Increasing Firepower, Increasing Danger

One of the ongoing areas of improvement in the New Steel Navy was naval firepower. Gun calibers increased, and new forms of gunpowder were developed, all leading to increased range and destructive power. New techniques and technology for aiming and correcting naval gunfire were developed, particularly under the guidance of Admiral William Sims. But these rapid advances sometimes led to tragedy. One of the worst accidents of the period was the fire on board the battleship USS Missouri in 1904. Escaping gas from a gun led to a fire in a propellant bag, which spread below deck. 36 men were killed. This colorized photograph shows the bodies of the victims being brought ashore.

The Quest for Speed

Another key area of technological innovation was speed. The first steel ships featured both sails and steam power, but this hybrid approach was quickly abandoned.
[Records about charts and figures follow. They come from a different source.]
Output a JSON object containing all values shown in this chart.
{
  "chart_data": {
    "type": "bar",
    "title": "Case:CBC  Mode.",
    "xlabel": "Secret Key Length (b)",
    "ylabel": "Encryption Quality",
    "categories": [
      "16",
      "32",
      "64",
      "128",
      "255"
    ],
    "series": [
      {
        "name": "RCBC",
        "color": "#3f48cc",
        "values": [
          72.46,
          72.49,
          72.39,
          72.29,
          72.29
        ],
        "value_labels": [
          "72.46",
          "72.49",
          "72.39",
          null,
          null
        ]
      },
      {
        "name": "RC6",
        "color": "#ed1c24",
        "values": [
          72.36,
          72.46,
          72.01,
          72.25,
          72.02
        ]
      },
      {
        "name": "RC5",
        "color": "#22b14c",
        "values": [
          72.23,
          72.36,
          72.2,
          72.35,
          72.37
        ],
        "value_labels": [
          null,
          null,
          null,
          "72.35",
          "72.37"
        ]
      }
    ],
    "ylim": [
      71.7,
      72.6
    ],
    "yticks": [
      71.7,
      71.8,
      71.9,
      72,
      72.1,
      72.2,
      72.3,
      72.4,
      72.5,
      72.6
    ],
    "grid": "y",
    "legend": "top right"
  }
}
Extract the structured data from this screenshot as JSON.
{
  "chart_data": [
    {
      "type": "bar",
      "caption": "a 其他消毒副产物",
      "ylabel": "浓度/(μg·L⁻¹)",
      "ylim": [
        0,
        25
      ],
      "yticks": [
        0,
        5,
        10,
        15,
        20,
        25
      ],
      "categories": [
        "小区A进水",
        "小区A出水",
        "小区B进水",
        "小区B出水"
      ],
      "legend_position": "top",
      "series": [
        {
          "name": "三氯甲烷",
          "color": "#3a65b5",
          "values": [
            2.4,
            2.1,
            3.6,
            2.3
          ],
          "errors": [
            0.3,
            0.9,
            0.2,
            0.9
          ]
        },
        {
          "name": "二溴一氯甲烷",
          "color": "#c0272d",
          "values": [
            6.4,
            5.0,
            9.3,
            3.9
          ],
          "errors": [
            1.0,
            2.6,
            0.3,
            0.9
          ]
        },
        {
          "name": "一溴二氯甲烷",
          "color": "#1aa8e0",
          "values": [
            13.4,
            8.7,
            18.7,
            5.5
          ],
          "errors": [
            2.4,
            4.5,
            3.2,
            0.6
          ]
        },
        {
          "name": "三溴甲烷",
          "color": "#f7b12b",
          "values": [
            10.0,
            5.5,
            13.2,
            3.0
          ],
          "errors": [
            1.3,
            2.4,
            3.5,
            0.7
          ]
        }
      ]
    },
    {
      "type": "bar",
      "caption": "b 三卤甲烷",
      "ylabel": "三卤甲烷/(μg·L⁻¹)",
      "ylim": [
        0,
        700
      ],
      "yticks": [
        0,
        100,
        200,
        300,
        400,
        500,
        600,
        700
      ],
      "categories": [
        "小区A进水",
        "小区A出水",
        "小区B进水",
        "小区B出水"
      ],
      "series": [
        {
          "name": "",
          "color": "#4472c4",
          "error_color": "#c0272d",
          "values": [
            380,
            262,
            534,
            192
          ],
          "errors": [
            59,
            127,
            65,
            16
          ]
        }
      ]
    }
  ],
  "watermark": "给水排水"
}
Boiler and engine technology were continuously studied and upgraded throughout the period. But much like with gunfire technology, experimental propulsion systems were dangerous. Heat produced by these new engines and boilers caused temperatures on board ship to soared well above 100 degrees Fahrenheit, and in isolated instances in fire rooms, even above 200 degrees. One of the worst naval disasters related to this engine technology was the explosion on board the gunboat USS Bennington on July 21, 1905. The complex machinery controlling the ship's boilers was not configured properly, leading to a buildup and eventual explosion of steam while the ship was at anchor. The wrecked hulk of the ship is show here.

Last Respects

Sixty Sailors were killed in the Bennington disaster. This photo shows the funeral and mass grave for the victims, in San Diego. Eleven sailors were awarded the Medal of Honor for their bravery during the awful aftermath of the explosion.

Danger Under the Seas

One of the more experimental technologies of the period was the submarine. Underwater craft had been used sparingly in the past, including the Revolutionary War and Civil War. But it was not until the invention of steel hulls and internal combustion engines that this technology became truly practical. Yet it remained highly dangerous. In the early 1900's, numerous accidents on board submarines — usually the result of inadequate ventilation or on board explosions — led to the deaths of many sailors. This photo shows the submarine USS Plunger underway in 1909, off the Brooklyn Navy Yard. Despite the danger faced by submariners, they were not given the equal consideration to other sailors, until President Roosevelt himself intervened. He was angered with “the absurd and worse than absurd ruling that the officers and men engaged in the very hazardous, delicate, difficult and responsible work of experimenting with these submarines are not to be considered as on sea duty.” Thanks to the President's advocacy, submariners received hazard pay and opportunities for advancement.

The Ultimate Accident?

There is no more mysterious or controversial incident during the era of the New Steel Navy than the explosion and sinking of the battleship USS Maine in Havana Harbor on February 15, 1898. Yellow journalists immediately blamed Spanish treachery, and American public sentiment was quickly enraged. The rallying cry "Remember the Maine!" was on the lips of every American soldier and sailor in the Spanish-American War. Yet, subsequent investigations have found no indications of Spanish involvement, and in fact tend to conclude that this terrible tragedy, which killed over 250 sailors, was an accident. A commission sponsored by Admiral Hyman Rickover in the 1970's used modern technology to examine photographs, surveys, and court testimony on the sinking. One of these reports (click here to view) concludes that “the Maine magazine explosion most likely was caused by heat from a fire in the coal bunker adjacent to the 6-inch reserve magazine.” While no definitive answer to the sinking of the Maine has ever been found, it is likely that the incident that spawned the Spanish-American War was in fact an accident caused by new technology.